Davis downplays charter school complaint
Associate Education Minister Kelvin Davis has brushed off a formal complaint from one of the charter schools in the Government’s firing line, saying he is not showing any favouritism to those within his electorate.
Before the election, Davis promised to resign if the two partnership schools (also known as charter schools) in his Te Tai Tokerau electorate were closed. The introduction of government legislation to abolish charter schools, a pre-election Labour pledge, has led to protests from the affected schools and put pressure on those within Labour who have spoken favourably of them.
As part of the Ministry of Education’s report to Parliament’s education and workforce committee, National education spokeswoman Nikki Kaye asked about “chatter from some schools” that ministers had been speaking to them.
“I want to confirm in what capacity and what advice is coming from the Ministry of Education officials. Is Kelvin Davis acting in his capacity as Associate Minister of Education when he is talking to partnership schools?”
Ministry of Education chief executive Iona Holsted told the committee the Ministry had received a complaint on Tuesday night from the Villa Education Trust, which runs two charter schools in South and West Auckland.
“They felt that other ministers were meeting other partnership schools.

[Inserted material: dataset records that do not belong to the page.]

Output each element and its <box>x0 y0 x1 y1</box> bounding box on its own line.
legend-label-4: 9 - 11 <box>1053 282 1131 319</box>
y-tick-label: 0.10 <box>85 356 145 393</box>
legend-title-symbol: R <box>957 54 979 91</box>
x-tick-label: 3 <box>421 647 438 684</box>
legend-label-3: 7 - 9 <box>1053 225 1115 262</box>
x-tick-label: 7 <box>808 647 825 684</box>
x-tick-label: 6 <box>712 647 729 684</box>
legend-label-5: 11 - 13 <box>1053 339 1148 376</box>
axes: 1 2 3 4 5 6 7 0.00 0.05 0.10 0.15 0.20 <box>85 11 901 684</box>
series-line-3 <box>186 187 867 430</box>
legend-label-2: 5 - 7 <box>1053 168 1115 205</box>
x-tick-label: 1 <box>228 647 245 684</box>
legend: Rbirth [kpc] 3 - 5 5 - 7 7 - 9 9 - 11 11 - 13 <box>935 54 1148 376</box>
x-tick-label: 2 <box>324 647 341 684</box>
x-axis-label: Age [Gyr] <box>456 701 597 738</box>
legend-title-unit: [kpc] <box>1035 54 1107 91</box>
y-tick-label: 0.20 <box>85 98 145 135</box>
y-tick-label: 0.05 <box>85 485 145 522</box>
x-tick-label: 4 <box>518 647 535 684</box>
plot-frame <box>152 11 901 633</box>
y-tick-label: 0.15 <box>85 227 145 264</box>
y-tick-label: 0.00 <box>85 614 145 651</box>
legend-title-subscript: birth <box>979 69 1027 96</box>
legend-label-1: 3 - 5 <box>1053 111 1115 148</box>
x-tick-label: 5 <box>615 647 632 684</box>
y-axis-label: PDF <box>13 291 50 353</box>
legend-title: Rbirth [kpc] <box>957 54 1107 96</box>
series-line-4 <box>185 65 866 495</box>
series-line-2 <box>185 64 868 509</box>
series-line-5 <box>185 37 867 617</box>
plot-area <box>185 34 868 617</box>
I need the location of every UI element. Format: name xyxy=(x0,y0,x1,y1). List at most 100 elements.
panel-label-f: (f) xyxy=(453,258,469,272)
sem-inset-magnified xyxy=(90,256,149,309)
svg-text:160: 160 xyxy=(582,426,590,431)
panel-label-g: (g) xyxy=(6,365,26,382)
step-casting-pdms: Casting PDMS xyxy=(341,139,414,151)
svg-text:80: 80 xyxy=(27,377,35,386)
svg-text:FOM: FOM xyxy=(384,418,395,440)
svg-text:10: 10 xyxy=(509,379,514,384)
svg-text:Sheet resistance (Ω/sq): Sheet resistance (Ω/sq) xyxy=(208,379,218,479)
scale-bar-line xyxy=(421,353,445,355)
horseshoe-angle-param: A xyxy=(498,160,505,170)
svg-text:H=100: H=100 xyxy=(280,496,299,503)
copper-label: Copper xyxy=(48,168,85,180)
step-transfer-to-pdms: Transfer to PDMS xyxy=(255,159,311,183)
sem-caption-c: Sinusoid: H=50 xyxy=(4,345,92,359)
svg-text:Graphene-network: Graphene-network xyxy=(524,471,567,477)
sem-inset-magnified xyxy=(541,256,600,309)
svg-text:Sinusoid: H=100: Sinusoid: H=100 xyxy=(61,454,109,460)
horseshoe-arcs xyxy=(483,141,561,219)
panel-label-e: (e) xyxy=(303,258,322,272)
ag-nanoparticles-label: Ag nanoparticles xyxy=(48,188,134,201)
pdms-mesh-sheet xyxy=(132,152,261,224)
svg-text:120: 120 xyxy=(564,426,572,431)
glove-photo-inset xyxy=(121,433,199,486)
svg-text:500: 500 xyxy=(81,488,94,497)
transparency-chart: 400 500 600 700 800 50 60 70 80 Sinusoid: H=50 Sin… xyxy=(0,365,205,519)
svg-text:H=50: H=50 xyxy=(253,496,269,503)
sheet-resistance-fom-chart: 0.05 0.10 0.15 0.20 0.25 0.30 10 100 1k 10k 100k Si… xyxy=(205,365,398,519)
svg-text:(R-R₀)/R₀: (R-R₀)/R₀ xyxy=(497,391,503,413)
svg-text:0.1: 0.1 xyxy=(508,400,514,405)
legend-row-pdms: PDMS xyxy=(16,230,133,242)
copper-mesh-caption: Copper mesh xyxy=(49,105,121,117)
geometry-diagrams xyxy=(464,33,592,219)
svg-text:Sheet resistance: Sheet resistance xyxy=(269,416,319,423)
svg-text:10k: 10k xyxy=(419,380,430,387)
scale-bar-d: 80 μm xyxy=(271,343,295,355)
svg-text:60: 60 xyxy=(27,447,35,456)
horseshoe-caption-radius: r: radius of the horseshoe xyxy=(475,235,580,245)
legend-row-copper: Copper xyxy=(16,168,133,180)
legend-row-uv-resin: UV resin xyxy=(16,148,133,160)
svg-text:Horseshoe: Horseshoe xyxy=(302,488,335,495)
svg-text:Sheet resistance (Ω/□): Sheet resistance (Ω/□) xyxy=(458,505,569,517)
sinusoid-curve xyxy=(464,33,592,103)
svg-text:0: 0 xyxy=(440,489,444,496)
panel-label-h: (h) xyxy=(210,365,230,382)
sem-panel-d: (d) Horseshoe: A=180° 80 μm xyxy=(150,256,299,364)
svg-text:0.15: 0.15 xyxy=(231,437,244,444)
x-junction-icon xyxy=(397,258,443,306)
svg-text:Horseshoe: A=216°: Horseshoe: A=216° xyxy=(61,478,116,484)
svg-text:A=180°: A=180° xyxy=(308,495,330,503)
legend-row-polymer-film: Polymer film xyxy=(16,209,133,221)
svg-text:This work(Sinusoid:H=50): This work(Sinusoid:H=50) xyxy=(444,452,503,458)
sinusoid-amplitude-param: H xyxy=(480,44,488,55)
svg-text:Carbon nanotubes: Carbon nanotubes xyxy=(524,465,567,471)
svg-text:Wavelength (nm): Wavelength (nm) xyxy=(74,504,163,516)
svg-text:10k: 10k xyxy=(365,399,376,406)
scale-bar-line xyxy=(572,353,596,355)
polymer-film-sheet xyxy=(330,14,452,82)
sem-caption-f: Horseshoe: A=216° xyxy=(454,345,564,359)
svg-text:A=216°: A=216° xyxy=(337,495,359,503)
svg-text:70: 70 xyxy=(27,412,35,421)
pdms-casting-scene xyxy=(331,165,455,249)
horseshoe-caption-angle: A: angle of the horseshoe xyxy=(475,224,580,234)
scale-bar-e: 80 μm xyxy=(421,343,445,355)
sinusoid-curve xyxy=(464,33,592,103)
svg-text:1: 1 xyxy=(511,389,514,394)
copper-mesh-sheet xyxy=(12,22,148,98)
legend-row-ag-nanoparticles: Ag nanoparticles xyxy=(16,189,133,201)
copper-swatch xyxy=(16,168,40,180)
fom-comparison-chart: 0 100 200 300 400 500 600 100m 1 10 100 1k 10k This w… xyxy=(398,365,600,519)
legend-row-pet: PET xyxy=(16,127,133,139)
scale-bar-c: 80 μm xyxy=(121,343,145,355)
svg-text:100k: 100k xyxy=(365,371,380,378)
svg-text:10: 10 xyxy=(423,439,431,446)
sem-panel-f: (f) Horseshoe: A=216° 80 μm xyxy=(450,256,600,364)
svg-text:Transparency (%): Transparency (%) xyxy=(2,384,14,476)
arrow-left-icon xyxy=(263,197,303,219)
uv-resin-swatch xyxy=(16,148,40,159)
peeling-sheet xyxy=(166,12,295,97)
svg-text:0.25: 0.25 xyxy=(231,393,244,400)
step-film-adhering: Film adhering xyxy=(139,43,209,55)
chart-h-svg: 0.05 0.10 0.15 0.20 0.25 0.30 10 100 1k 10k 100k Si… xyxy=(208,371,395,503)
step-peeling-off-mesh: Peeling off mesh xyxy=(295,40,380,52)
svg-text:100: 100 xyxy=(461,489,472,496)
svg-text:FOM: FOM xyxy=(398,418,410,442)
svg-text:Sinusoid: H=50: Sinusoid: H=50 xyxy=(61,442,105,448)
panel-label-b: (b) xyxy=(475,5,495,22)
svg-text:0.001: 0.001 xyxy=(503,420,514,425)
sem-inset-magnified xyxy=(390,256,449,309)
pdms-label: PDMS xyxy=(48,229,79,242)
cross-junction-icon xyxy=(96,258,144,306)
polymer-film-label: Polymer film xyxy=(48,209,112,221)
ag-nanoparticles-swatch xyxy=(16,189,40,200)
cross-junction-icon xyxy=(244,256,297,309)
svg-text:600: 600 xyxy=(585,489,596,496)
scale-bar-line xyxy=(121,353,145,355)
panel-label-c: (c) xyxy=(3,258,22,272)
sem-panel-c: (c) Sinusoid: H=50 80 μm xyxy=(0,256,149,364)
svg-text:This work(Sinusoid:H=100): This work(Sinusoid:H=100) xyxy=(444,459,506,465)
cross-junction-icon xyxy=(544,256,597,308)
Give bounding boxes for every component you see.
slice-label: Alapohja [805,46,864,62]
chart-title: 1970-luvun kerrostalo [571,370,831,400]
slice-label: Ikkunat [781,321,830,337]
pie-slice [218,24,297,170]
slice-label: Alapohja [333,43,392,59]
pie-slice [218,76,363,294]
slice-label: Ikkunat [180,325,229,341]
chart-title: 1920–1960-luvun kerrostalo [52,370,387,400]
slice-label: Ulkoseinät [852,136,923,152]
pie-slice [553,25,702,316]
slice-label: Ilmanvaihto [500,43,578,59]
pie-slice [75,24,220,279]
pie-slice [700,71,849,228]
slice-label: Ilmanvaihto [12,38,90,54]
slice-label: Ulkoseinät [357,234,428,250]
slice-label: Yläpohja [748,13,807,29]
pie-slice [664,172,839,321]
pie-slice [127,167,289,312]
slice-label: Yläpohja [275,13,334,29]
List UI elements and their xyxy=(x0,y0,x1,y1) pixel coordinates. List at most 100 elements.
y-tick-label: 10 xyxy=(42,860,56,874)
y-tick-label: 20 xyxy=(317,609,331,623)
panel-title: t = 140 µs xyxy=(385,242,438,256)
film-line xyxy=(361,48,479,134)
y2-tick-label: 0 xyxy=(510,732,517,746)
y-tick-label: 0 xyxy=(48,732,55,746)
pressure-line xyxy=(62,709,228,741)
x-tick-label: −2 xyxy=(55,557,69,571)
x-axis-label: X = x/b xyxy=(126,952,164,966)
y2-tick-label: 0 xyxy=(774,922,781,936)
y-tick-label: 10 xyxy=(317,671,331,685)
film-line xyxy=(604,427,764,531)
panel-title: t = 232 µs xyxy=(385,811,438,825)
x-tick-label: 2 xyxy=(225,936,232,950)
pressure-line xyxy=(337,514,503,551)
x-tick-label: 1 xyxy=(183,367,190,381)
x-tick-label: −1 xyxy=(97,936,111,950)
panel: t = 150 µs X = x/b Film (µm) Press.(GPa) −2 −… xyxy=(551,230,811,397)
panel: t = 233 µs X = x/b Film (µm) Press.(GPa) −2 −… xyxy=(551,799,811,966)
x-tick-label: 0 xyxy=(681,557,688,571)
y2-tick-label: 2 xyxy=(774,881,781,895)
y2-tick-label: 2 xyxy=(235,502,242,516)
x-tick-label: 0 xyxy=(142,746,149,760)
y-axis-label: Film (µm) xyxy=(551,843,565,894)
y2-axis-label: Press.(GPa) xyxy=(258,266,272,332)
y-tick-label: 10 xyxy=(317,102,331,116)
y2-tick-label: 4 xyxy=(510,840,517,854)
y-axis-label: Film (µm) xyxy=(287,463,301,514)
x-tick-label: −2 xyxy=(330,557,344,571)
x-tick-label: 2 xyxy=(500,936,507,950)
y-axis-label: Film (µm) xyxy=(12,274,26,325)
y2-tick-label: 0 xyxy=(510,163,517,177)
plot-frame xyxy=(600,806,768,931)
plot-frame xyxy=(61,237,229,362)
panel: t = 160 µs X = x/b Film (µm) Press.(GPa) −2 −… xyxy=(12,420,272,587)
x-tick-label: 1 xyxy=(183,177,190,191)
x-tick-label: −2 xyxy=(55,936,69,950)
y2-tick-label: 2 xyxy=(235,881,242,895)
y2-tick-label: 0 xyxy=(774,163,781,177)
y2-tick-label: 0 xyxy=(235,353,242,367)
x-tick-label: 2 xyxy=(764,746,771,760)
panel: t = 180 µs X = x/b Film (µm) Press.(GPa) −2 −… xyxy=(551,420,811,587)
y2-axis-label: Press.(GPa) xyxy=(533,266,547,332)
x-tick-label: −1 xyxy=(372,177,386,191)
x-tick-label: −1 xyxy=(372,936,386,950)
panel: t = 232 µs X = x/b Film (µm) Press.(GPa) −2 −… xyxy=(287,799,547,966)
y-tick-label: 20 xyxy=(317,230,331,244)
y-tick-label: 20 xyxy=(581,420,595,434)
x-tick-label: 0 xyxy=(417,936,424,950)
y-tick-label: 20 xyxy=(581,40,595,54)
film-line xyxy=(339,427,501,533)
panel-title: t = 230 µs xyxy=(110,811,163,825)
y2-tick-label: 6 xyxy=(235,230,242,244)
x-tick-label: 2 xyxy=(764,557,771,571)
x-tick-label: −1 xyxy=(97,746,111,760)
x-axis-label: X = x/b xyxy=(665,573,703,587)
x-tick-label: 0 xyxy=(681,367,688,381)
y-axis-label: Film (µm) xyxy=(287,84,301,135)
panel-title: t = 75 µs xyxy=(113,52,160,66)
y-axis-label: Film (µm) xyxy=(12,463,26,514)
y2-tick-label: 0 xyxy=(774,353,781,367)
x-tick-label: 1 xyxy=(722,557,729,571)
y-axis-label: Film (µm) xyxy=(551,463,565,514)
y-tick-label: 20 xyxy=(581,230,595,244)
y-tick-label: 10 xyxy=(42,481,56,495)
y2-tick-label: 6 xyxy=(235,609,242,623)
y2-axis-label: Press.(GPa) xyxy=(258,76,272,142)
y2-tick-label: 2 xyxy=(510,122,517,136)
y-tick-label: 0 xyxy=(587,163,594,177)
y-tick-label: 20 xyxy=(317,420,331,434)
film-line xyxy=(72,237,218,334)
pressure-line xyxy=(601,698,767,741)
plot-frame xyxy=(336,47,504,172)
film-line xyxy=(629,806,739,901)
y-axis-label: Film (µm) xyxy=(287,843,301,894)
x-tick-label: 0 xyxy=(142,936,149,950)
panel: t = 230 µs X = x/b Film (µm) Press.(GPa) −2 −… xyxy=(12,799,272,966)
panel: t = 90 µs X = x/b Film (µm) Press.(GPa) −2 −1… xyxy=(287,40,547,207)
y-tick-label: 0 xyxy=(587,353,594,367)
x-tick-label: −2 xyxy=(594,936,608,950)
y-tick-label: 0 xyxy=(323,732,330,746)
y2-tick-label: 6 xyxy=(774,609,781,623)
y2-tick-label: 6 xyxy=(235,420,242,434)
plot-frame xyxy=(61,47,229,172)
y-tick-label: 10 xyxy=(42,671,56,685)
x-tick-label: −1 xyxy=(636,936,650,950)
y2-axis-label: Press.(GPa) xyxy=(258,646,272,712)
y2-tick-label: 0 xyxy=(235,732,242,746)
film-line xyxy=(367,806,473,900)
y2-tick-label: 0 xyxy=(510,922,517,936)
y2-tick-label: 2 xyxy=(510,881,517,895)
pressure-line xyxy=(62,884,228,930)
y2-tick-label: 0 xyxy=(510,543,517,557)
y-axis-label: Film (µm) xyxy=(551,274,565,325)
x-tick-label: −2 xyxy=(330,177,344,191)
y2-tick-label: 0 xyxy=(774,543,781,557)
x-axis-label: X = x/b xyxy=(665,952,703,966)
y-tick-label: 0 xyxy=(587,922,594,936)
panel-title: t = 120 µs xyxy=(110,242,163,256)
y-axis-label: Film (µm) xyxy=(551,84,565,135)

We will be responding to that complaint directly.”
Holsted later confirmed the complaint related to Davis.
The complaint, sent to Prime Minister Jacinda Ardern and Education Minister Chris Hipkins by Villa Education Trust spokesman Alwyn Poole, raised concerns about Davis’s discussions with some charter schools in the light of Hipkins’ comments that negotiations had to be handled by ministry officials.
“Chris you have refused to speak to us because this is ‘in process’ and you have stated the all negotiations are the role of the Ministry officials.
“Can you explain then why Kelvin David [sic] had been speaking to He Puna Marama and with the full knowledge of the Prime Minister.”
Davis told media he was aware of the complaint but did not believe his conversations constituted a conflict of interest.
“I was contacted by He Puna Marama Trust because they were concerned about the scaremongering from the National and Act parties, and I spoke to He Puna Marama Trust through the publicly available information so there’s no favouritism.”
Ardern said she had not seen the complaint itself, but was confident Davis had handled the issue appropriately.
“It was very clear to me the basis on which he was answering questions...there’s no doubt that Kelvin has a close connection to the schools in his area and of course his knowledge of the schools in his area means he’ll often be speaking as a representative for Northland.”
Ardern said Davis had spoken strongly in the past about the need to support Northland students, while it was clear who was actually undertaking negotiations with the affected partnership schools.
Speaking during Question Time, Davis said he would fully comply with any enquiries following the complaint.